While there are students itching to write and perform they're own music, often complaining about why they have to play all this "old stuff," many music students unwittingly become slaves to the written composition. Their safety net is the structured, black-and-white notes on a page, and any variations or requests to improvise is met with an anxious, fearful face.
The sooner you allow students to uncover their improvisational selves, the more invested they will be in their musical ability - emanating directly from a deeper awareness of music fundamentals as a whole.
The following tips and ideas will help you gently peel back existing layers of anxiety or fear in your students as they learn just how creative they can be - and how fun it is - to play with music. And, of course, any musician who can improvise is undeniably more prepared to bridge the gap between lapsed measures in the middle of a performance when an inevitable "mental blank" occurs.

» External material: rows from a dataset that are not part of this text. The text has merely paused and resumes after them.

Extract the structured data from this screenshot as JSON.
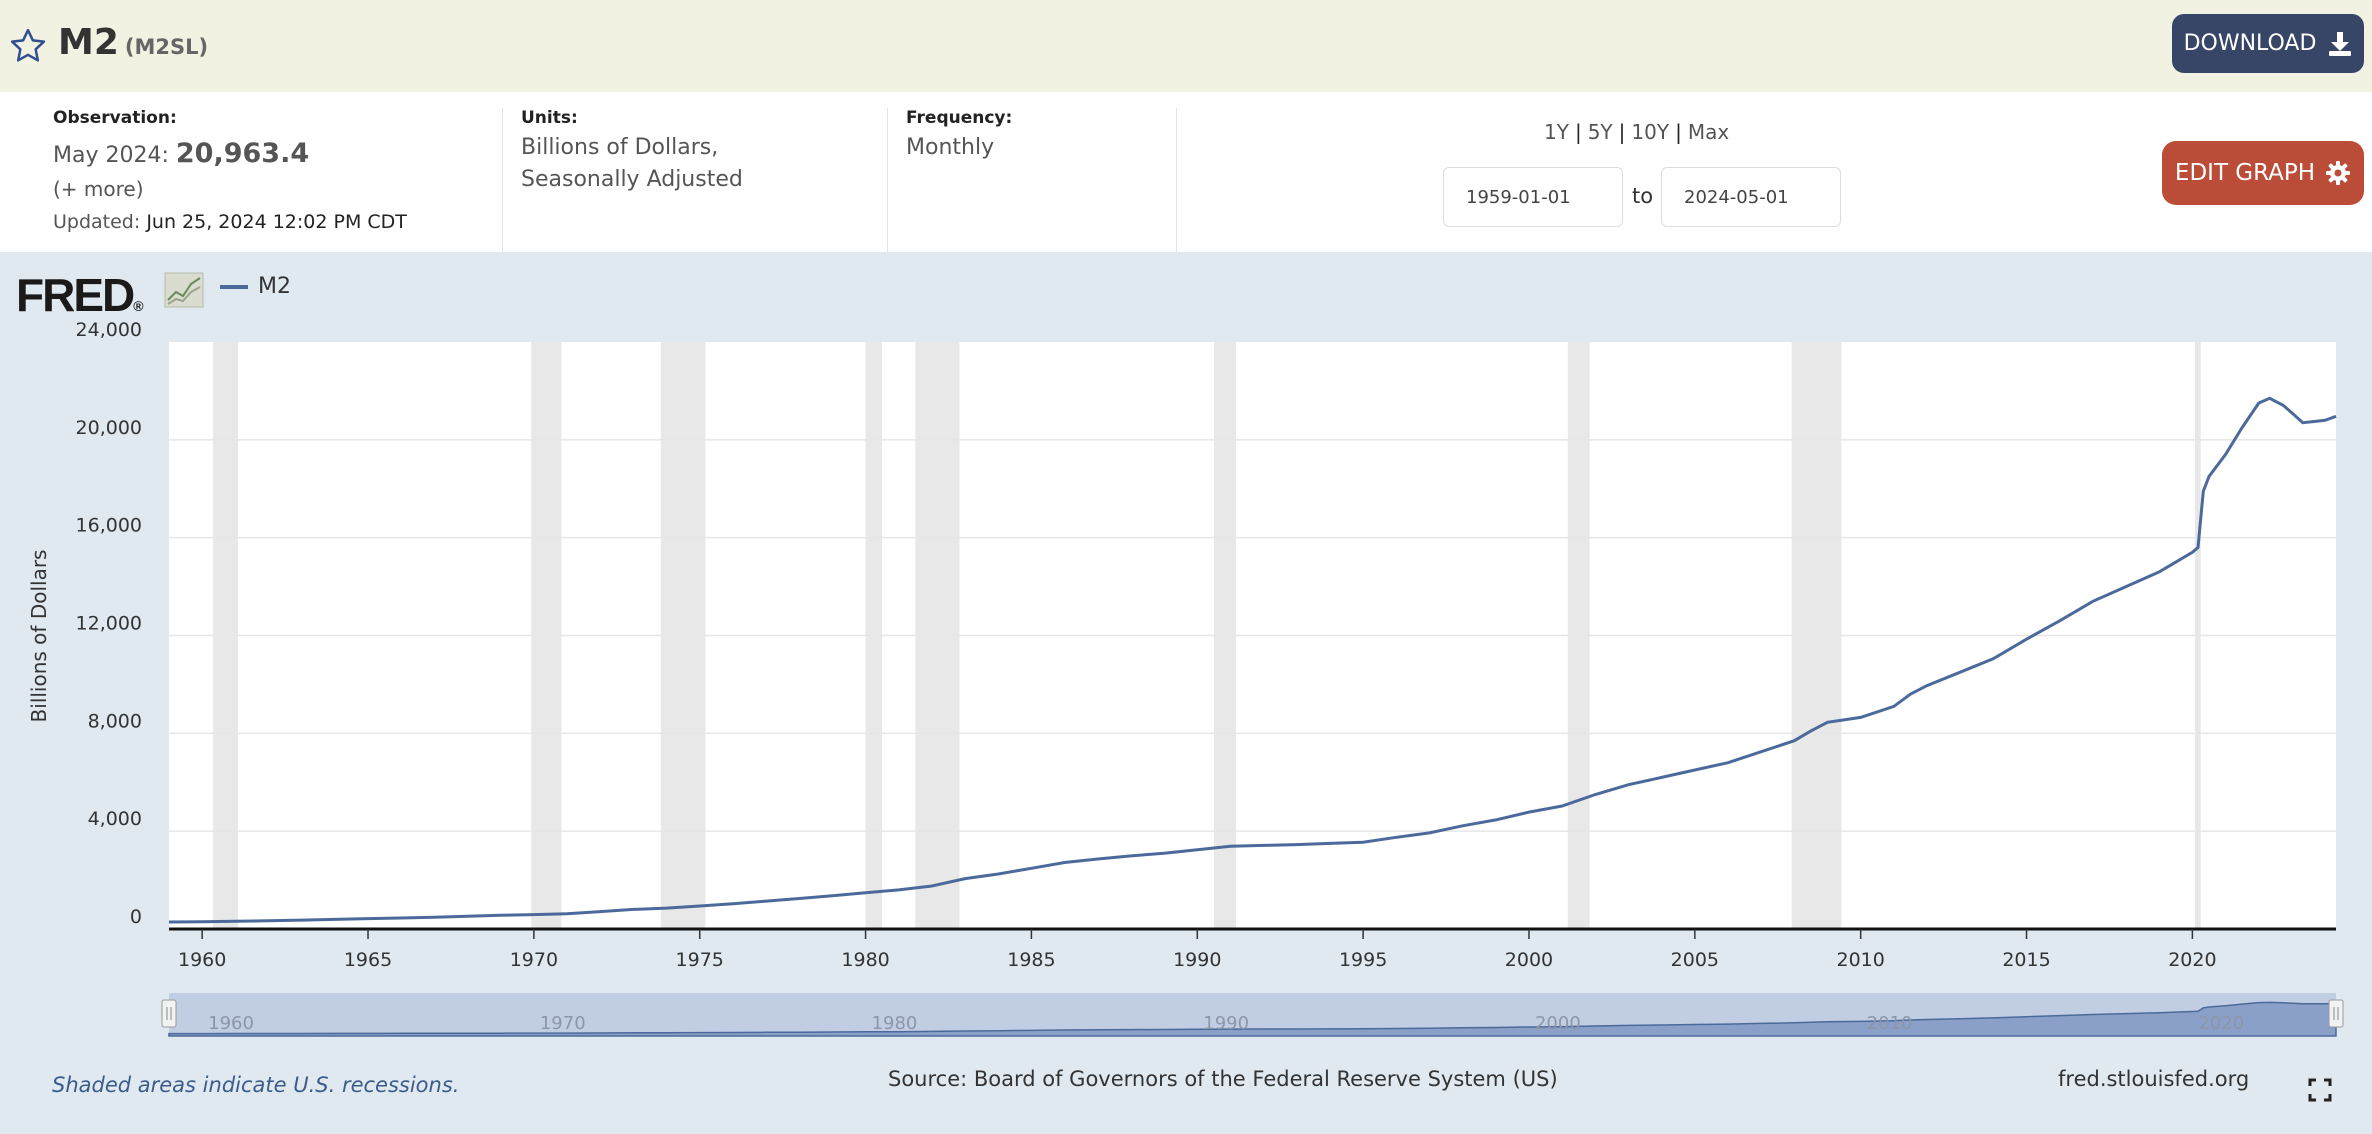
{
  "header": {
    "title": "M2",
    "series_id": "(M2SL)",
    "download_label": "DOWNLOAD",
    "icons": {
      "favorite": "star-outline-icon",
      "download": "download-icon"
    }
  },
  "meta": {
    "observation_label": "Observation:",
    "observation_period": "May 2024:",
    "observation_value": "20,963.4",
    "more_label": "(+ more)",
    "updated_label": "Updated:",
    "updated_value": "Jun 25, 2024 12:02 PM CDT",
    "units_label": "Units:",
    "units_line1": "Billions of Dollars,",
    "units_line2": "Seasonally Adjusted",
    "frequency_label": "Frequency:",
    "frequency_value": "Monthly"
  },
  "controls": {
    "range_1y": "1Y",
    "range_5y": "5Y",
    "range_10y": "10Y",
    "range_max": "Max",
    "separator": "|",
    "start_date": "1959-01-01",
    "to_label": "to",
    "end_date": "2024-05-01",
    "edit_label": "EDIT GRAPH",
    "edit_icon": "gear-icon"
  },
  "chart_data": {
    "type": "line",
    "ylabel": "Billions of Dollars",
    "legend": "M2",
    "line_color": "#4b6a9b",
    "recession_color": "#e8e8e8",
    "xlim": [
      1959.0,
      2024.33
    ],
    "ylim": [
      0,
      24000
    ],
    "yticks": [
      0,
      4000,
      8000,
      12000,
      16000,
      20000,
      24000
    ],
    "ytick_labels": [
      "0",
      "4,000",
      "8,000",
      "12,000",
      "16,000",
      "20,000",
      "24,000"
    ],
    "xticks": [
      1960,
      1965,
      1970,
      1975,
      1980,
      1985,
      1990,
      1995,
      2000,
      2005,
      2010,
      2015,
      2020
    ],
    "navigator_ticks": [
      1960,
      1970,
      1980,
      1990,
      2000,
      2010,
      2020
    ],
    "grid": true,
    "recessions": [
      [
        1960.33,
        1961.08
      ],
      [
        1969.92,
        1970.83
      ],
      [
        1973.83,
        1975.17
      ],
      [
        1980.0,
        1980.5
      ],
      [
        1981.5,
        1982.83
      ],
      [
        1990.5,
        1991.17
      ],
      [
        2001.17,
        2001.83
      ],
      [
        2007.92,
        2009.42
      ],
      [
        2020.08,
        2020.25
      ]
    ],
    "series": [
      {
        "name": "M2",
        "x": [
          1959.0,
          1960.0,
          1961.0,
          1962.0,
          1963.0,
          1964.0,
          1965.0,
          1966.0,
          1967.0,
          1968.0,
          1969.0,
          1970.0,
          1971.0,
          1972.0,
          1973.0,
          1974.0,
          1975.0,
          1976.0,
          1977.0,
          1978.0,
          1979.0,
          1980.0,
          1981.0,
          1982.0,
          1983.0,
          1984.0,
          1985.0,
          1986.0,
          1987.0,
          1988.0,
          1989.0,
          1990.0,
          1991.0,
          1992.0,
          1993.0,
          1994.0,
          1995.0,
          1996.0,
          1997.0,
          1998.0,
          1999.0,
          2000.0,
          2001.0,
          2002.0,
          2003.0,
          2004.0,
          2005.0,
          2006.0,
          2007.0,
          2008.0,
          2008.5,
          2009.0,
          2010.0,
          2011.0,
          2011.5,
          2012.0,
          2013.0,
          2014.0,
          2015.0,
          2016.0,
          2017.0,
          2018.0,
          2019.0,
          2020.0,
          2020.17,
          2020.33,
          2020.5,
          2021.0,
          2021.5,
          2022.0,
          2022.33,
          2022.75,
          2023.0,
          2023.33,
          2023.67,
          2024.0,
          2024.33
        ],
        "values": [
          287,
          298,
          313,
          338,
          365,
          394,
          424,
          451,
          480,
          521,
          560,
          588,
          626,
          713,
          800,
          856,
          940,
          1032,
          1142,
          1248,
          1356,
          1480,
          1600,
          1757,
          2060,
          2250,
          2480,
          2720,
          2860,
          2990,
          3100,
          3240,
          3380,
          3420,
          3450,
          3500,
          3550,
          3750,
          3930,
          4220,
          4460,
          4780,
          5030,
          5500,
          5900,
          6200,
          6500,
          6800,
          7250,
          7700,
          8100,
          8450,
          8650,
          9100,
          9600,
          9950,
          10500,
          11050,
          11850,
          12600,
          13400,
          14000,
          14600,
          15400,
          15600,
          17900,
          18500,
          19400,
          20500,
          21500,
          21700,
          21400,
          21100,
          20700,
          20750,
          20800,
          20963
        ]
      }
    ]
  },
  "footer": {
    "recession_note": "Shaded areas indicate U.S. recessions.",
    "source": "Source: Board of Governors of the Federal Reserve System (US)",
    "site": "fred.stlouisfed.org",
    "fullscreen_icon": "fullscreen-icon"
  }
}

If students have formed a shameful history with "making mistakes," they have a more difficult time learning to relax and improvise. Music has already become a rigid landscape in which stepping outside defined boundaries results in "landing in the lava pit," so to speak. Thus the sooner you have them begin improvising, allowing them to play with music - learn what works and what doesn't, what notes blend and which don't - the more confident they become with improvisation as a whole.
Different instructors do this in different ways, so find what feels most comfortable for you. However, ideas might include letting students have 5 or 10-minutes to improvise after their warm-ups and before beginning rehearsal.
Certain students may even enjoy "performing" their improvisational themes for one another as a class or in small groups. Or, maybe you prefer to get to business first, and allow room for improvisation afterwards. If time is really tight, you might open up Improv Fridays, or some tradition like that, where a larger chunk of practice time is devoted to creative musical experimenting.
Ear training is essential to musicianship, but we often take a microscopic view of what ear training really means - emphasizing solfege and pitch matching. In the world of improvisation, ear training moves off-the-page – asking students to recreate sounds they hear on a daily basis. Perhaps younger children recreate the sounds of a duck or a cow or the difference between a happy mother's voice and an angry one. As they mature, you may request them to listen to the sounds outside and play what they hear - be it the maintenance crew's lawn mower or the leaves in the tree, raindrops on a roof or the laughing children in the hallway.
Not only are these exercises fun and playful, they also help children to feel musical expression from the inside first, rather than working from the outside-in, as is often the case with sheet music.
Shy students or students who strive constantly for "perfection" find it difficult to step out on a limb on their own. Just as chamber practice and performance provides "safety in numbers," improvising in groups cultivates a more fun, collaborative and inspired experience – particularly if you allow groups to compose a song over the course of a quarter, semester or year.
This idea gives students a chance to work with a musical piece that inspires them. They can select any piece of music they love, and then work to recreate favorite solos by ear.
Since improvising requires an ear – a sense of where the music has been and where it is going – playing along with a new piece of music is a great way to improvise. This version of improvisation may also feel safer for students who are reticent to improvise alone for fear of making mistakes.
Playing along with a recorded piece allows students to improvise simultaneously as a class (bonus for instructors tight on time). Everyone can improvise how they want - matching a melody line or creating a new harmony - all of which broaden a musician's skill set.
Choose a particular key - the key of E or C# - and have students create a small composition or melody line within that key. This is a wonderful way to hone students' awareness of specific pitches and keys as they expand their knowledge. You can use this idea when a piece of current music is set in a particular key in order to build muscle and ear memory.
Improvisation makes music practice fun, and simultaneously creates more proficient and well-rounded musicians.